MEIN VEREIN FÜR ALLE ZEIT

VERLAG DIE WERKSTATT

Die Wiedergeburt des TSV 1860 München




Interviews Die Zitate im Buch entstammen aufgezeichneten Gesprächen mit Florian Falterer, Jan Mauersberger, Robert Reisinger, Tanja Teschl und Thomas Briel, die aus ihrer persönlichen Sicht die Ereignisse in der Saison 2017/2018 schildern.

Florian Falterer (40) ist Wirt und Kulturveranstalter in Giesing. Eine seiner Kneipen ist das bei Fans beliebte »Riffraff«.

»Obwohl ich lange schon zu Spielen gehe, auch oft bei den Amateuren war und mit 14 Jahren schon eine Dauerkarte hatte, kann ich mich nicht erinnern, wann ich zuletzt so mitgefiebert und nach dem Abpfiff Tränen in den Augen gehabt hab.«

Robert Reisinger (54) ist seit Juni 2017 Präsident des TSV München von 1860 e.V. und der siebte Präsident des Klubs seit der Beteiligung von Investor Hasan Ismaik an der TSV München von 1860 GmbH & Co. KGaA im Jahr 2011.

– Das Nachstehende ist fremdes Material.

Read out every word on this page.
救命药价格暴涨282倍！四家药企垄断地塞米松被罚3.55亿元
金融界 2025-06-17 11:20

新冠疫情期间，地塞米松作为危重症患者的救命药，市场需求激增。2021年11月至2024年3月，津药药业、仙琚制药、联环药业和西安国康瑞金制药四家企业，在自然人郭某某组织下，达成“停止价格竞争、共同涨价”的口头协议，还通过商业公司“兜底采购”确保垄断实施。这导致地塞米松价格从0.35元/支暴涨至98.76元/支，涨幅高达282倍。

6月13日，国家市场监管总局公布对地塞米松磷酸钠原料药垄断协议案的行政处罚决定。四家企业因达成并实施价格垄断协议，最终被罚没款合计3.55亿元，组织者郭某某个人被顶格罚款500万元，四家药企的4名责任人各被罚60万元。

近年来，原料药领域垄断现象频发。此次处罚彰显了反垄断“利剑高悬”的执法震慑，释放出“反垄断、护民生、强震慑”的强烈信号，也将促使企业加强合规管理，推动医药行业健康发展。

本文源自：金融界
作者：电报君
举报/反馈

»Die Menschen mögen den TSV wieder und haben ihn neu entdeckt. Der Löwe hat wieder ein Gesicht. Dazu haben die Mannschaft und das ganze Umfeld beigetragen. Das finde ich großartig! Dieses zarte Pflänzchen müssen wir hegen und pflegen – mit Bescheidenheit und Realitätssinn.«

Tanja Teschl (44) ist Mitbegründerin des digitalen Fanzines »Löwenmagazin« (www. loewenmagazin.de).

»Als Fans interessiert uns, warum bestimmte Dinge so sind, wie sie sind. Wir wollen selbst besser verstehen, hinter die Kulissen blicken und faktenbasiert darüber berichten, soweit wir es können.«

Jan Mauersberger (33) hat als Profispieler den Abstieg im Mai 2017 und den Aufstieg des TSV 1860 München im Mai 2018 miterlebt.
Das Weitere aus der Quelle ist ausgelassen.